Hi David,

thanks for your reviews and the details comments.

Let me search for the exchanges that lead to the increase in the epoch space. I 
recall that this was very late in the process based on feedback from John, who 
noticed that the smaller epoch space helps IoT communication but not the DTLS 
use in SCTP.

Regarding your statement: “65K epochs should be enough for anybody, perhaps 
DTLS 1.4 should update the RecordNumber structure accordingly and save a few 
bytes in the ACKs“. Possibly correct. I am going to ask the SCTP community for 
feedback to find out whether that is also true for them.

Ciao
Hannes

From: TLS <tls-boun...@ietf.org> On Behalf Of David Benjamin
Sent: Friday, April 12, 2024 1:16 AM
To: <tls@ietf.org> <tls@ietf.org>
Cc: Nick Harper <nhar...@chromium.org>
Subject: Re: [TLS] DTLS 1.3 epochs vs message_seq overflow

On Thu, Apr 11, 2024 at 7:12 PM David Benjamin 
<david...@chromium.org<mailto:david...@chromium.org>> wrote:
Hi all,

In reviewing RFC 9147, I noticed something a bit funny. DTLS 1.3 changed the 
epoch number from 16 bits to 64 bits, though with a requirement that you not 
exceed 2^48-1. I assume this was so that you're able to rekey more than 65K 
times if you really wanted to.

I'm not sure we actually achieved this. In order to change epochs, you need to 
do a KeyUpdate, which involves sending a handshake message. That means burning 
a handshake message sequence number. However, section 5.2 says:

> Note: In DTLS 1.2, the message_seq was reset to zero in case of a rehandshake 
> (i.e., renegotiation). On the surface, a rehandshake in DTLS 1.2 shares 
> similarities with a post-handshake message exchange in DTLS 1.3. However, in 
> DTLS 1.3 the message_seq is not reset, to allow distinguishing a 
> retransmission from a previously sent post-handshake message from a newly 
> sent post-handshake message.

This means that the message_seq space is never reset for the lifetime of the 
connection. But message_seq is a 16-bit field! So I think you would overflow 
message_seq before you manage to overflow a 16-bit epoch.

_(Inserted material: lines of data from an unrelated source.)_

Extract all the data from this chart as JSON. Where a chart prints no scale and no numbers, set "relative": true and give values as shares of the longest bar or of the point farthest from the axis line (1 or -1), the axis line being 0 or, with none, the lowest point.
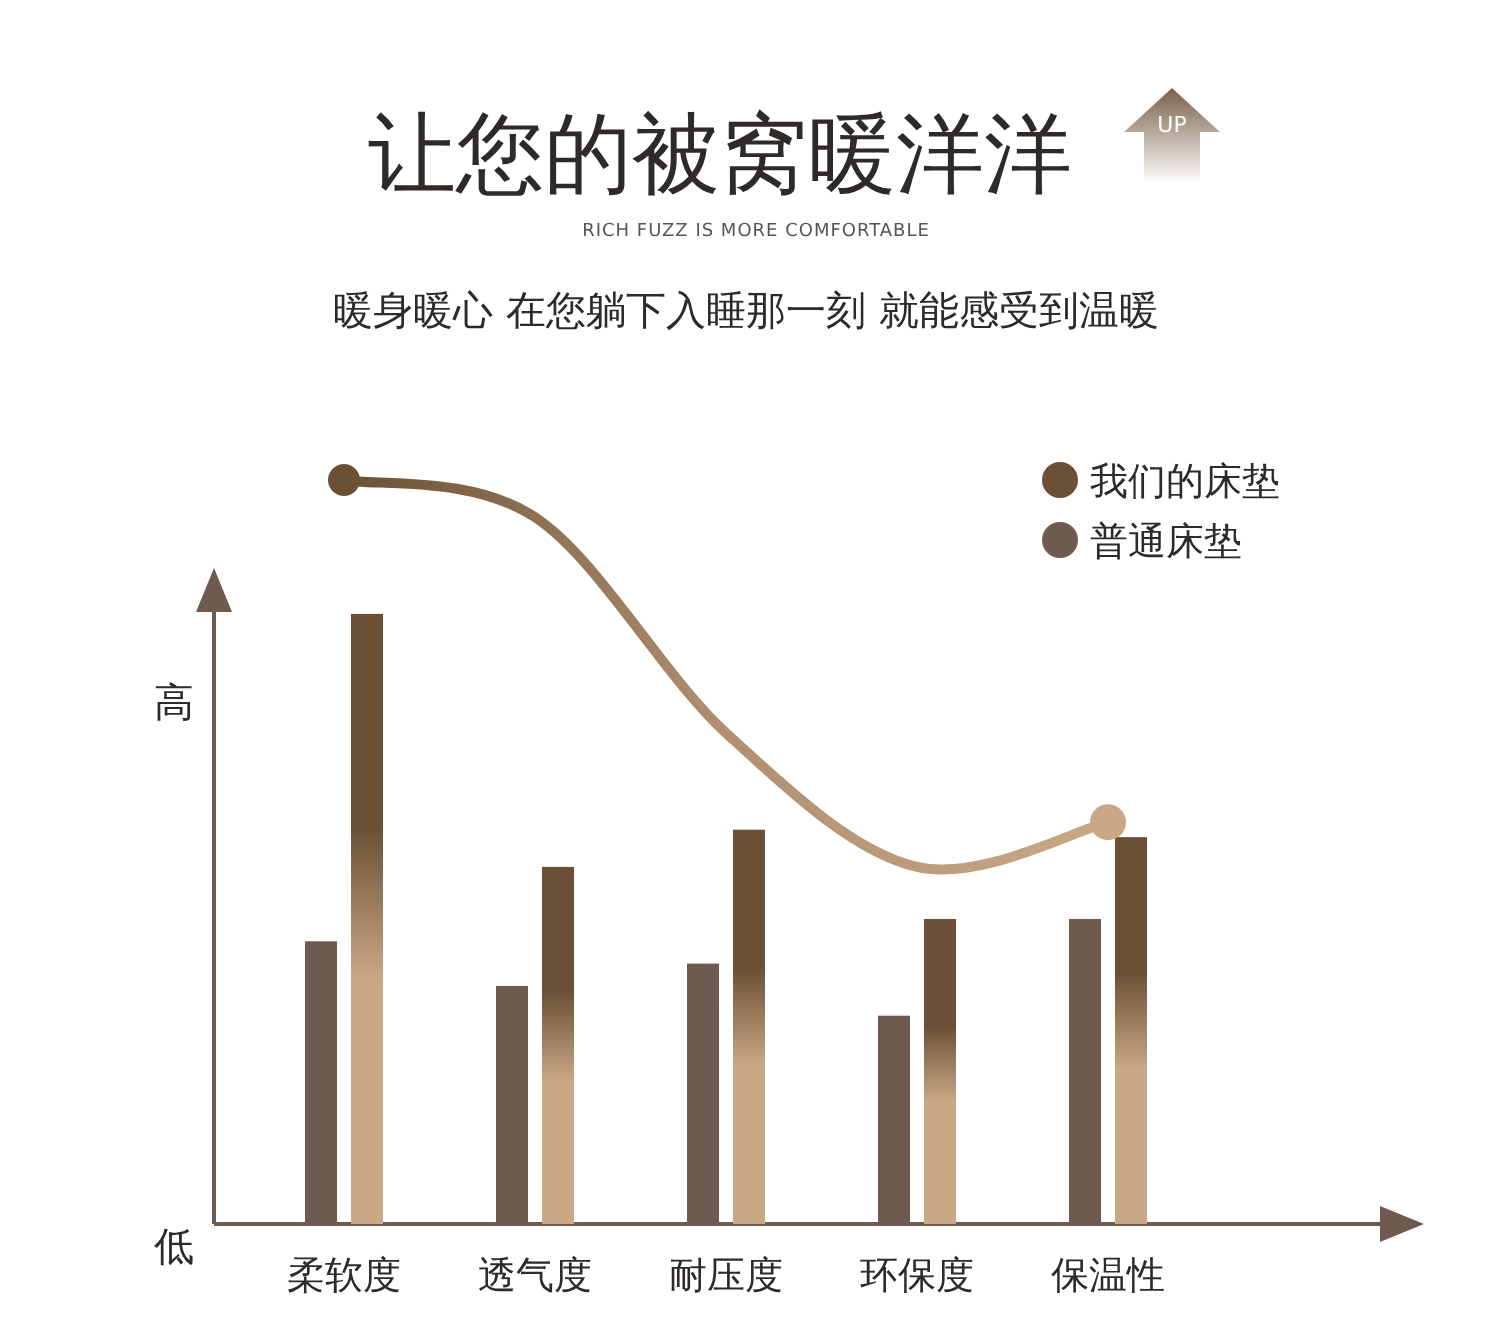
{
  "chart_data": {
    "type": "bar",
    "title": "让您的被窝暖洋洋",
    "subtitle": "RICH FUZZ IS MORE COMFORTABLE",
    "annotations": [
      "暖身暖心 在您躺下入睡那一刻 就能感受到温暖",
      "高",
      "低",
      "UP"
    ],
    "categories": [
      "柔软度",
      "透气度",
      "耐压度",
      "环保度",
      "保温性"
    ],
    "relative": true,
    "legend": "top right",
    "series": [
      {
        "name": "普通床垫",
        "color": "#6f5a4f",
        "values": [
          0.38,
          0.32,
          0.35,
          0.28,
          0.41
        ]
      },
      {
        "name": "我们的床垫",
        "color": "#6b5035",
        "values": [
          0.82,
          0.48,
          0.53,
          0.41,
          0.52
        ]
      },
      {
        "type": "line",
        "color": "#b09070",
        "values": [
          1,
          0.95,
          0.66,
          0.48,
          0.54
        ]
      }
    ]
  }
}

Now, I think the change here was correct because DTLS 1.2's resetting on 
rehandshake was a mistake. In DTLS 1.2, the end of the previous handshake and 
the start of the next handshake happen in the same epoch, which meant that 
things were ambiguous and you needed knowledge of the handshake state machine 
to resolve things. However, given the wider epoch, perhaps we should have said 
that message_seq resets on each epoch or something. (Too late now, of course... 
DTLS 1.4 I suppose?)

Alternatively, if we think 65K epochs should be enough for anybody, perhaps 
DTLS 1.4 should update the RecordNumber structure accordingly and save a few 
bytes in the ACKs. :-)

Does all that check out, or did I miss something?